Las competencias nacionales, departamentales,  municipales, regionales e indígena-originarias-campesinas deberían ser el resultado de un pacto fiscal y no a la inversa. Ya algunas voces, todavía aisladas, han  comenzado a hablar inclusive de reforma constitucional, pero para muchos ese “remedio” podría ser peor que la “enfermedad”.

Y llegamos al tercer componente neurálgico de la Ley de Descentralización y Autonomías: la tierra y el territorio.

No se trata de algo mecánico como la simple  redistribución de  áreas del territorio nacional, incluyendo esta vez a comunidades y a pueblos indígenas, que de hecho ya están incluidos en las normas vigentes, entre ellas las que desde el 2005 replantearon objetivos y funciones del Instituto Nacional de Reforma agraria.

El nudo gordiano está en el concepto de “territorio”, que rebasa los márgenes meramente economicistas con los que aún se maneja el concepto “tierra”.

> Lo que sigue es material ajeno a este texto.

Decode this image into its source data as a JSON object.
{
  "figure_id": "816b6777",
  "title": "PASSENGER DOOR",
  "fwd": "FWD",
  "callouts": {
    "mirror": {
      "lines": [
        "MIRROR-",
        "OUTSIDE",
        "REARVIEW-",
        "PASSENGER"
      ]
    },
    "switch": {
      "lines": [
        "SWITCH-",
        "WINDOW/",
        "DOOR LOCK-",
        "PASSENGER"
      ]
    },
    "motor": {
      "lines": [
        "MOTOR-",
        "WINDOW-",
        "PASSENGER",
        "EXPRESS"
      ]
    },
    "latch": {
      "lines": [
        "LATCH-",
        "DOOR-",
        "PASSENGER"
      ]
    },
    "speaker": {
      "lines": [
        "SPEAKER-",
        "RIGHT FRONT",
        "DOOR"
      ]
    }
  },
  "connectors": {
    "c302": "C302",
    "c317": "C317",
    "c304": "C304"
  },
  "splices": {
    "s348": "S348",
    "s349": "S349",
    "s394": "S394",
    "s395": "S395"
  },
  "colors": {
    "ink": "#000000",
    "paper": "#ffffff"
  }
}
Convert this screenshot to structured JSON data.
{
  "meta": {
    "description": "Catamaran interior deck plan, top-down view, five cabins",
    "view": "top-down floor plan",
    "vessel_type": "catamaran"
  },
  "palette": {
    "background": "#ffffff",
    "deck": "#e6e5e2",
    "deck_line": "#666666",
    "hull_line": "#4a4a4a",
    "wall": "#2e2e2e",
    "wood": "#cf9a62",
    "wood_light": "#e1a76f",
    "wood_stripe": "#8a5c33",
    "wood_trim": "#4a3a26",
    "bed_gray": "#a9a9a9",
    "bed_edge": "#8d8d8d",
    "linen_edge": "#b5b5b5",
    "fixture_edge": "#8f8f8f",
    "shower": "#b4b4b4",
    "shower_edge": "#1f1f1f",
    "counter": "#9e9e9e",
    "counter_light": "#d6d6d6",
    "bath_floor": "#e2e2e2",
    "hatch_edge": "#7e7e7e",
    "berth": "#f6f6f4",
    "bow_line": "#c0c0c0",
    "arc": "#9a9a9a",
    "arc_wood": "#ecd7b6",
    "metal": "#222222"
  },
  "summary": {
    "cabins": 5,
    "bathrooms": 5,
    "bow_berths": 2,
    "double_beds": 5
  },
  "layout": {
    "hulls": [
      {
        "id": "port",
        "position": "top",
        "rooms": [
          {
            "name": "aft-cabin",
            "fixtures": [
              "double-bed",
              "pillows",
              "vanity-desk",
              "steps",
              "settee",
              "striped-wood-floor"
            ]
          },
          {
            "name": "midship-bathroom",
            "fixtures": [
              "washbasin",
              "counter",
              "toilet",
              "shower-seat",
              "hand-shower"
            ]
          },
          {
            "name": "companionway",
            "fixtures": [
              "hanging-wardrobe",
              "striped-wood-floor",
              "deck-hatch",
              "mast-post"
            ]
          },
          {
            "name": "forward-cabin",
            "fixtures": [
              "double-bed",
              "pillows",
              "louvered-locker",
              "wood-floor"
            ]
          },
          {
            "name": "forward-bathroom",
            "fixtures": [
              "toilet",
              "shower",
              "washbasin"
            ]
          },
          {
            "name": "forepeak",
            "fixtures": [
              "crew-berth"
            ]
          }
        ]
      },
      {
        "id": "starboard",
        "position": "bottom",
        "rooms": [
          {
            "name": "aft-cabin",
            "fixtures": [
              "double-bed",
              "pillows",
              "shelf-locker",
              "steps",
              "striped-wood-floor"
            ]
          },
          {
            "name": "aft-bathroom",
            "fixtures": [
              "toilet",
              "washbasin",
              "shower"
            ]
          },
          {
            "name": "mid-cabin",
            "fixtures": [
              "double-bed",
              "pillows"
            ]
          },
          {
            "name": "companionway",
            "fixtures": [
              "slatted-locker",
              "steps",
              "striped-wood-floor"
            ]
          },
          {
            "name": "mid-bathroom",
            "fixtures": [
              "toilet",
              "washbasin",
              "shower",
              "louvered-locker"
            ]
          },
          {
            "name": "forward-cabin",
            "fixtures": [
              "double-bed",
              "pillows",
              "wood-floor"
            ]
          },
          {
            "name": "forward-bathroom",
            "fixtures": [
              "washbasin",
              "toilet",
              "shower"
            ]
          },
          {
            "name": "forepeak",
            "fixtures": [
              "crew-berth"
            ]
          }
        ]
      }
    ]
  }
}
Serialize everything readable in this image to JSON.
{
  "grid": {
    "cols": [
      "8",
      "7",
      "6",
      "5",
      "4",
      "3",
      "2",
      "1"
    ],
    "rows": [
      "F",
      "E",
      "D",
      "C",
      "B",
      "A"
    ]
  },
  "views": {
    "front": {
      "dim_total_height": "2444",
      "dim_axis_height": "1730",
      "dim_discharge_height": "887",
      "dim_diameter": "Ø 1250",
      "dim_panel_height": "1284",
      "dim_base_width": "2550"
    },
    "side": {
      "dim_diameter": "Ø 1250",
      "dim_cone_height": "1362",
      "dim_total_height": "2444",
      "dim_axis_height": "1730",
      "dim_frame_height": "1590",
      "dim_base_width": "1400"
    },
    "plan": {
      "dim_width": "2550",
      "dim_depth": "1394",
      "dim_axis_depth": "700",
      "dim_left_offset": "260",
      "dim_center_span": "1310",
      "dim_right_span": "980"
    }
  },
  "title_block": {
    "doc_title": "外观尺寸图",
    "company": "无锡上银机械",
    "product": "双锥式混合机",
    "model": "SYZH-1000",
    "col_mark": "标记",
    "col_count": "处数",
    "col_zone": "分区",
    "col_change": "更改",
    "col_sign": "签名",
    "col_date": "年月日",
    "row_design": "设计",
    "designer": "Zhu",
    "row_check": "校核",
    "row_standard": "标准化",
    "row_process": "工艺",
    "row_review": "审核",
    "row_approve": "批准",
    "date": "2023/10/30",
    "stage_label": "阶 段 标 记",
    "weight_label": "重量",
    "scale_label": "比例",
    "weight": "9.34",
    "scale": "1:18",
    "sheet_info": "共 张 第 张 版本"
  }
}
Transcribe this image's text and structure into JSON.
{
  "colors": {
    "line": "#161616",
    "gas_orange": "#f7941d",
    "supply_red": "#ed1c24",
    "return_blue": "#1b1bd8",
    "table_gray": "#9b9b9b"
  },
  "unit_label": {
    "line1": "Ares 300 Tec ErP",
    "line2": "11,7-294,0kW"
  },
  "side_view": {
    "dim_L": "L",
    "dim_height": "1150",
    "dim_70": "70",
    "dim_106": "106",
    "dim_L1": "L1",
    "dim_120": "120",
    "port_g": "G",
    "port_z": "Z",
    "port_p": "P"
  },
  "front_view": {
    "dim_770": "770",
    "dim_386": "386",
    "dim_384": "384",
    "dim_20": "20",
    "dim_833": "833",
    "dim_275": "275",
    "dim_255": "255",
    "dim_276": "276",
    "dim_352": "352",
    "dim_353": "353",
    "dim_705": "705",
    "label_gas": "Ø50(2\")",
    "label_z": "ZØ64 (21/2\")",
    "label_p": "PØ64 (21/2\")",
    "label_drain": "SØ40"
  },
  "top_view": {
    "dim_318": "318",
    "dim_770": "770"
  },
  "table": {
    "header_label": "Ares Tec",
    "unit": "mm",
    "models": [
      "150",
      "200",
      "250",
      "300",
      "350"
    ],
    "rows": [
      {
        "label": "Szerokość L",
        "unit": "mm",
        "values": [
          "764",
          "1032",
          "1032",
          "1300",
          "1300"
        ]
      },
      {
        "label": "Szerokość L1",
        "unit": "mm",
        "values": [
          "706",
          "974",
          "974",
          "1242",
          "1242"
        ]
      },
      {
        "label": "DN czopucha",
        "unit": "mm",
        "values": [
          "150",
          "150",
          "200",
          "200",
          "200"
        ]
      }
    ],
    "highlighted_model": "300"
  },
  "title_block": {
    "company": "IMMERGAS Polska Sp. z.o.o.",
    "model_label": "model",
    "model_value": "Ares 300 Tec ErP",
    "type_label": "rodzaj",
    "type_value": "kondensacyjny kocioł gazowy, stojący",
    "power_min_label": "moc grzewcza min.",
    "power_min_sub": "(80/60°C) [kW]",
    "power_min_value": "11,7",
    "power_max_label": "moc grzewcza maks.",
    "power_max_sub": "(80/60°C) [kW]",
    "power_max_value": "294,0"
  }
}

Existen dos visiones culturales de muy difícil conciliación. El de la tierra como instrumento para producción y reproducción de capital que, es, con variables, la que se suele llamar visión “occidental”. La otra visión entiende tierra y territorio con connotaciones místicas, es decir, designa un tipo de experiencia muy difícil de alcanzar, en que se llega al grado máximo de unión del alma humana a lo sagrado durante la existencia terrenal.

Conciliar, entonces, el extractivismo “capitalista” (en cualquier variable teórica) con esa visión persistente en los actores indígenas y comunitarios, será durísimo desafío.

Se podría argumentar – por ejemplo- que cierto nivel de extractivismo es un mal necesario para amasar los excedentes que permitan dar un salto industrialista.

Se podría plantear, también,  que esos emprendimientos aseguran ingresos importantes a las finanzas estatales (en todos sus niveles) para poder cumplir sus obligaciones, entre las que destacan el pago mensual de salarios y beneficios sociales para los más pobres. Así, como máximo, se lograría  una temporal “emulsión” entre posturas que se excluyen recíprocamente.

No es lo óptimo, pero habrá que apuntarle por ahora a lo deseable-posible, para no estancarnos en la constitución del nuevo modelo de Estado. Porque esto último sería peor.